Rising oil costs and growing economies of scale in production will see plant-based plastics becoming more cost effective in future, according to market researcher Mintel, and this is expected to lead to greater uptake of these materials as a result.
In a recently broadcast webinar on the use of plant-based plastics in consumer packaging, Mintel global packaging analyst Benjamin Punchard highlighted that there has been very fast growth in capacity and production of both traditional biodegradable plant-based plastics (such as PLA) and plant-based conventional plastics (such as PET and PE), with the European Bioplastics Association predicting this growth to continue.
In addition to the potential cost benefits, Punchard highlighted that the raw material sources - such as wood, corn, and sugarcane - used in plant-based plastics are sustainable and that the processing benefits provided by these plastics can result in lower energy consumption and fewer CO2 emissions.
“Both of these benefits make plant-based plastic packaging particularly suitable for those brand owners who desire a strong environmentally positive positioning for the customers,” said Punchard.
Use of plant-based plastics in beauty and personal care on the rise
The use of plant-based plastics in beauty and personal care is on the rise, with many big-name brands including Procter & Gamble, L’Oreal and Shiseido choosing to go down this route.
P&G brand Pantene announced the production of a bio-HDPE shampoo and conditioner bottle in April 2011. It first launched the packaging in the US, where it partnered with Recyclebank for a quiz and reward points redeemable as discounts in order to educate consumers.
“Offering this kind of engagement is important to ensure that consumers fully understand how plant-based plastics differ from oil-based, particularly as many consumers perceive all plastic packaging as being in some way bad for the environment,” said Punchard.
Color cosmetics most popular category for PLA launches
As Punchard notes, the most common product category for launches of PLA packaging over the past year has been color cosmetics, with skin care making it into third place behind fruit and vegetables, and soap and bath products standing in seventh place.
Mintel highlighted the Cargo Plantlove eco-friendly range in the UK as an example of color cosmetics using PLA, with the material used to package lip gloss and lip gloss tubes, eye liner and bronzer compacts.

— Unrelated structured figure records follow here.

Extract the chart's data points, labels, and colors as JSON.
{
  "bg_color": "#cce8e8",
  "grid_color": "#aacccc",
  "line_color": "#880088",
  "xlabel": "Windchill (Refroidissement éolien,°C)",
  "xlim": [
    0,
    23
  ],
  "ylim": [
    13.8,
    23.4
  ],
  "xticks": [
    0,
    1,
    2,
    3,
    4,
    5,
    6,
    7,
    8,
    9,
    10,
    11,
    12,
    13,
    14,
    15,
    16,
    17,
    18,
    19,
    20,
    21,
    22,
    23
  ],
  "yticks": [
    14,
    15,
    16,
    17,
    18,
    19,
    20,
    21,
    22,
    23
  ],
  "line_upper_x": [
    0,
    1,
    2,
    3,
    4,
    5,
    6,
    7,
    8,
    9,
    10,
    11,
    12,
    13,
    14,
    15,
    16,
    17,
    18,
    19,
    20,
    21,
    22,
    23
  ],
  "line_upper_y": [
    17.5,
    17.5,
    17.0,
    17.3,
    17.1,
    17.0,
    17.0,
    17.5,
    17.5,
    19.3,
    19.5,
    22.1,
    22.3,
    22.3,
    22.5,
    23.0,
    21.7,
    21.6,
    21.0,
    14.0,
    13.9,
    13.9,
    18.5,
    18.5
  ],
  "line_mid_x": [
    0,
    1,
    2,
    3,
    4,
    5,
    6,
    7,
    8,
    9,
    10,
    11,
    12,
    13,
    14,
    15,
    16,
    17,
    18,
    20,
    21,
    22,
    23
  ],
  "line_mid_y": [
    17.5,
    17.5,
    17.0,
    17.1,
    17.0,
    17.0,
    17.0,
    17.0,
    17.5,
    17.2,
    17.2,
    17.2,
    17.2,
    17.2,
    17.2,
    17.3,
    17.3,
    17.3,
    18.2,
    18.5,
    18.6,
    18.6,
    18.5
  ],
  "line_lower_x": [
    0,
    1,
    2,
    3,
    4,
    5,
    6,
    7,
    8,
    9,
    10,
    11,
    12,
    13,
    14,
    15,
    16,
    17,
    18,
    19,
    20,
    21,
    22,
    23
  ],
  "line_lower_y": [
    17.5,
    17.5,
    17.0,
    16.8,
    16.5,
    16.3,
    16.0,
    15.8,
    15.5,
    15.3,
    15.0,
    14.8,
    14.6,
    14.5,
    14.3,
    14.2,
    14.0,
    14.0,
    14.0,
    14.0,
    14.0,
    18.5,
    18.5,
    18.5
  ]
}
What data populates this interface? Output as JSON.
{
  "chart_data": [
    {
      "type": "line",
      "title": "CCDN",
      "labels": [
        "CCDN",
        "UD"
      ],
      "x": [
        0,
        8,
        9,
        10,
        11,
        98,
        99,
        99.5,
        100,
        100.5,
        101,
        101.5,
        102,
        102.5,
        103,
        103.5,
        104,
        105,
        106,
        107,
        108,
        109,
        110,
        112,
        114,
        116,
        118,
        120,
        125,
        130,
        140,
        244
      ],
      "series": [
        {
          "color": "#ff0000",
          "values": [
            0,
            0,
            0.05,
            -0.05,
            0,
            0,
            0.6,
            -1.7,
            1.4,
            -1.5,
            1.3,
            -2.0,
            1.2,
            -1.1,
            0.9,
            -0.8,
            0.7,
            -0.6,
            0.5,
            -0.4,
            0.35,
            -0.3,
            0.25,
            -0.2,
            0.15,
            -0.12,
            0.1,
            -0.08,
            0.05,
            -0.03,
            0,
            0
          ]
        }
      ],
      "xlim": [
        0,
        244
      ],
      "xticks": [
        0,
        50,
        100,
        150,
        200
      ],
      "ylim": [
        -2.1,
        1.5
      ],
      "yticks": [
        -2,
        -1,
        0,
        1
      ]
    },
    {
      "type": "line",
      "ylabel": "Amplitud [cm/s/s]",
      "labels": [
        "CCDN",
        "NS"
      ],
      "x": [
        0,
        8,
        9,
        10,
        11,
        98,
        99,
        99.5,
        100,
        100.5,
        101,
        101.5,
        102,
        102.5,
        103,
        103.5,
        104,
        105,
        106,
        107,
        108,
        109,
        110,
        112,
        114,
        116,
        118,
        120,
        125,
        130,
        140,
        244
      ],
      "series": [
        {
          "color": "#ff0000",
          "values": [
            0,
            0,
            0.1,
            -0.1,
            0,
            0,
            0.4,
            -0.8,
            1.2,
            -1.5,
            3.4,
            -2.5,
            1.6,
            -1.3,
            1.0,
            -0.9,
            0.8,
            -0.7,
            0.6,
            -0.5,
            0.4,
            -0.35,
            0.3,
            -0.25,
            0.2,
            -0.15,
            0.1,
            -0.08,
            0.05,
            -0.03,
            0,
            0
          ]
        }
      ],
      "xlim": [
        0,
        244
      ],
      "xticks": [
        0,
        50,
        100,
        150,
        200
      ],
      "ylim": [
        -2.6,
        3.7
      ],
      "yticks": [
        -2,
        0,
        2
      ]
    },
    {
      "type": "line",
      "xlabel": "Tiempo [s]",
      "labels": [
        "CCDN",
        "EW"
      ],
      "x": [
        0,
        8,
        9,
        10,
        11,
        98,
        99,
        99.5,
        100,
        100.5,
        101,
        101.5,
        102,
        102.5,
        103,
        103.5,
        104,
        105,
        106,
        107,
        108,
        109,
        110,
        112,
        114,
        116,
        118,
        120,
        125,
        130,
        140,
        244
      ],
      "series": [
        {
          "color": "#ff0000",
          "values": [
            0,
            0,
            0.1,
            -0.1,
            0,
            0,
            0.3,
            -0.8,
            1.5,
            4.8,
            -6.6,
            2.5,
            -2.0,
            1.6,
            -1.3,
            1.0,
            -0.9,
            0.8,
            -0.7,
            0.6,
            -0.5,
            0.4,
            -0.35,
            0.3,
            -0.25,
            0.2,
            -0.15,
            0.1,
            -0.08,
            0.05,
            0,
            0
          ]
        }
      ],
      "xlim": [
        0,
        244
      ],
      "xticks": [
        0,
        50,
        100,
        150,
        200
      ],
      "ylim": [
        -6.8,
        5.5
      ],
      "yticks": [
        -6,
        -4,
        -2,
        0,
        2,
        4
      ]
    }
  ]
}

It is common with PLA packaging for brands to only highlight the sustainable nature of the material rather than the biodegradable aspect, Punchard noted, attributing this to several possible factors.
These include consumer confusion over the terms compostable and biodegradable and limited access to composting facilities or collection of compostables, he said, as well as the fact that few consumers are aware of the need for a specific environment for packaging to degrade.
“As such it is possible that compostable claims on pack may result in consumers disposing of packaging in an unsuitable way,” said Punchard.